Burpsuite Payloads Overview

Burp Suite Payload Overview
Burp Suite Payload Overview

Types of Payload in Burp Suite.

Burp Suite developed by Portswigger Web Security. It is a Java-based software platform of tools for performing security testing of web applications.

The suite of products can be used to combine automated and manual testing techniques and consists of many different tools, such as a proxy server, a web spider, scanner, intruder, repeater, sequencer, decoder, collaborator and extender.

We are going to overview the Intruder feature of Burp Suite. It is using for brute force to web applications.

There are 18 types of payloads in intruder like

A Simple list, Runtime File, Case Modification, Numbers, Character substitution, Custom iterator, Recursive grep, Illegal Unicode, Character blocks, Dates, Brute Forcer, Null Payloads, Character frobber, Bit Flipper, Username generator, ECB block shuffler, Extension Generated, Copy other payloads.

Simple List

It is one of the simple types of payload, as it allows you to configure a short Dictionary of strings that are used as the payload.

You can manually add items to the list using the text box and the “Add” button, or you can paste a list from the clipboard, or load from file.

Also Read- Simple list attacks  Demonstrate Brute Force On Web Login Page By Using BurpSuite.

You can check the POC Video of the Tutorial.

Runtime File

This type of payload allows you to configure a file that reads the payload strings at runtime. It is needed when we require a large list of payloads to avoid holding the entire list in memory and allows you to configure a large list of strings that overcomes the simple list payload type.

Case Modification

It allows you to configure a list of strings and apply various case modifications to each item on the list, and it is useful in password guessing attacks, for generating case variations on dictionary words.

The following case modification rules can be selected:

  • No change – The item is used without being modified.
  • To lower case – All letters in the item are converted to lower case.
  • To upper case – All letters in the item are converted to upper case.
  • To Proper name – The first letter in the item is converted to upper case, and the remaining letters are converted to lower case.
  • To Proper Name – The first letter in the item is converted to upper case, and the remaining letters are not changed.

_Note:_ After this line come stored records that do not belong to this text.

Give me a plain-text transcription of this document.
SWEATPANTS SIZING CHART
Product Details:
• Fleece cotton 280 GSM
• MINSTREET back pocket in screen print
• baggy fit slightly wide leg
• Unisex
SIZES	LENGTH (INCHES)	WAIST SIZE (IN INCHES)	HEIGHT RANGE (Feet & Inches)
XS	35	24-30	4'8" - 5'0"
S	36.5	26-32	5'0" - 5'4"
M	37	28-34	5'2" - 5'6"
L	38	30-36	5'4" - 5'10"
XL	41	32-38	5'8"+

For example, if we select all the modification options, then the item “hackers online club” will generate the following payloads:

  • Hackers Online Club
  • hackers online club
  • HACKERS ONLINE CLUB
  • Hackers online club

Numbers

This type of payload generates numeric payloads within a given range and in a specified format.

The following options are available in this payload:

Number range:

  • Type – the type options describes that the numbers should be generated sequentially or randomly.
  • From – If numbers are being generated sequentially, it is the value of the first number that will be created.
  • To – If numbers are being generated sequentially, this value of the last number that will be generated. It is said as the highest possible number that may be randomly generated.
  • Step – the step option is used when numbers are being generated sequentially and specifies the increment in the successive numbers.
  • How many – This option is available when numbers are being generated randomly, and specifies the number of payloads that will be generated.

Brute Force

This type of payload generates a payload of specified lengths that contain all permutations of a list of characters in the given string.

The following options are available:

  • Character set – The set of characters to be used in the payloads. Note that the total number of payloads increases exponentially with the size of this set.
  • Min length – The length of the shortest payload.
  • Max length – The length of the longest payload.

Character Substitution

This type of payload allows us to configure a list of strings and apply various character substitutions to each item and use in password guessing attacks and generating common variations on dictionary words.

The UI of this payload allows you to configure a number of character substitutions. For each item, it will generate a number of payloads, which include all permutations of substituted characters according to the defined changes.

For example, the default substitution rules states (which include e > 4 and h > 5), the item “hackers online club” will generate the following payloads:

  • hackers online club
  • 5ackers online club
  • hack4rs online club
  • hackers onlin4 club
  • hack4rs onlin4 club
  • 5ack4rs onlin4 club

Copy Other Payload

Copy other payload can copy the value of the current payload to another payload position. It is beneficial for attack types that have multiple payload sets such as cluster bomb, pitchfork, and battering ram.

This payload type can be useful in various situations, for example:

Suppose we are using two different parameters and we want to attack at two different fields, therefore we can set different “payload types” at multiple “payload sets” inside burpsuite payload configuration as per our attack type as it allows us to simply use the same dictionary for both payloads that we have set a particular position by giving the position of the payload we want to copy. It will execute the complete payload, which is set at a specific position.

Username generator

This payload type lets you configure a list of names or email addresses, and derives potential usernames from these using various common schemes.

For example, supplying the name “hackers online club” results generate usernames, as follows:

  • hackersonlineclub
  • hackers.onlineclub
  • onlineclubhackers
  • clubhackersonline
  • hackers
  • hackersonline
  • onlineclub
  • etc…

Username generator payload type can be useful if you are targeting a particular human user, and you do not know the username or email address scheme in use within an application.

Dates

This type of payload generates date payloads within a given range and in a specified format, and it can be used in data mining or brute forcing.

For example, to guess a user’s birth date, wedding date, anniversary date etc, which can be used to brute force the security questions for an application or web applications, or it can use to brute force the password of user’s, where the user uses dates as their password.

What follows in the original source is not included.